Une victoire confortable : Mayhem a réussi à se constituer une énorme marge avant de souffrir d’une chute après le 40ème tour. Cette marge n’a pas été rapportée pendant la compétition, laissant les membres de l’équipe dans le noir jusqu’à la toute fin.

Pour rendre l’événement final du CGC plus excitant pour les spectateurs, les organisateurs de la compétition avaient décidé de ne rapporter les résultats qu’à la toute fin, dans un résumé des matchs. Cela signifiait que l’équipe ne savait pas vraiment si elle était en train de gagner ou de perdre, mais simplement que Mayhem présentait les vulnérabilités qu’il avait découvertes. Cependant, plusieurs heures après le début de la compétition, après le tour 40, elle a pu constater que Mayhem avait tout simplement cessé de fonctionner. Le programme s’était crashé.

Nos estomacs vacillaient alors que notre pire cauchemar semblait s’être réalisé. Nous avons demandé aux organisateurs un redémarrage, mais ils ne l’ont pas autorisé. Alors qu’il restait encore la moitié de la compétition, nous avons commencé à envisager l’humiliation de la défaite.

Le commentaire détaillé a commencé à la fin du tour final, avec des visualisations fantaisistes illustrant comment la machine de chaque équipe avait trouvé et corrigé les failles de sécurité en quelques secondes, par rapport aux mois ou aux années qu’une équipe humaine aurait mis pour y parvenir. Plus de 5 000 personnes ont assisté à l’événement, et les commentateurs invités, astrophysiciens et hackers vedettes, se sont emportés. Si l’équipe s’est préparée à voir sa défaite annoncée et confirmée à l’écran, au vu des scores s’accumuler à chaque tour, il est apparu que l’avance de Mayhem était suffisante pour lui permettre de conserver la première place, même s’il avait arrêté de fonctionner après le 40ème tour. Au moment de l’annonce des derniers tours, cette machine avait gagné.

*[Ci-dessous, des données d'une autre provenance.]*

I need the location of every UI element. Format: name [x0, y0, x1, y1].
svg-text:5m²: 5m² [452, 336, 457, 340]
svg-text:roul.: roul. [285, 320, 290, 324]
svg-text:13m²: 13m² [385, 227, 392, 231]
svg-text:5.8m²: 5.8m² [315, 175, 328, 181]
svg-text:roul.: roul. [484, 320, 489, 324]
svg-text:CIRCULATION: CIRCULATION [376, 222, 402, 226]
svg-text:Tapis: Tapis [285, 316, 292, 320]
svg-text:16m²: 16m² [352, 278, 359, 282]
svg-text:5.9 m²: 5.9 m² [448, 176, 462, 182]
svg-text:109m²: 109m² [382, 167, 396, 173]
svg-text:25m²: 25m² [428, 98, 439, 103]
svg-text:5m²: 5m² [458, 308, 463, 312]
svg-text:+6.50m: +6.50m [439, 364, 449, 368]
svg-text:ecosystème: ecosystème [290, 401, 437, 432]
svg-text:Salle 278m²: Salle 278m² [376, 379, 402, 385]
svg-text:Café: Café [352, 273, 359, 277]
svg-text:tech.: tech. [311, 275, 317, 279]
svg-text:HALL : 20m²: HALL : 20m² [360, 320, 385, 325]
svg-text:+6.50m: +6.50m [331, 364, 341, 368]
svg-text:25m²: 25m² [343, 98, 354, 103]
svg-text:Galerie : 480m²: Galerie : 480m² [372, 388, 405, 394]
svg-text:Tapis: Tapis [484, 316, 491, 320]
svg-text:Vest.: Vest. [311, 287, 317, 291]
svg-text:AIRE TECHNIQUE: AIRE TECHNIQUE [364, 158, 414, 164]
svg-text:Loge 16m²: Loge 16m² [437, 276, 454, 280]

Mike Walker, directeur du programme DARPA, a déclaré que la démonstration de la cyberdéfense autonome de l’événement n’était « que le début d’une révolution » dans la sécurité logicielle. Il a comparé les résultats aux premiers vols des frères Wright, qui ne sont pas allés très loin, mais ont ouvert la voie à des routes transcontinentales.

À l’heure actuelle, ForAllSecure vend les premières versions de son nouveau service aux premiers utilisateurs, y compris le gouvernement américain et les entreprises des secteurs de la haute technologie et de l’aéronautique. A ce stade, le service indique surtout les problèmes que les experts humains se rendent ensuite sur place pour les résoudre. Pour un bon moment encore, des systèmes comme Mayhem travailleront de concert avec des experts en sécurité humaine pour rendre le logiciel mondial plus sûr. Dans un avenir plus lointain, l’équipe pense que l’intelligence artificielle se chargera seule de cette tâche.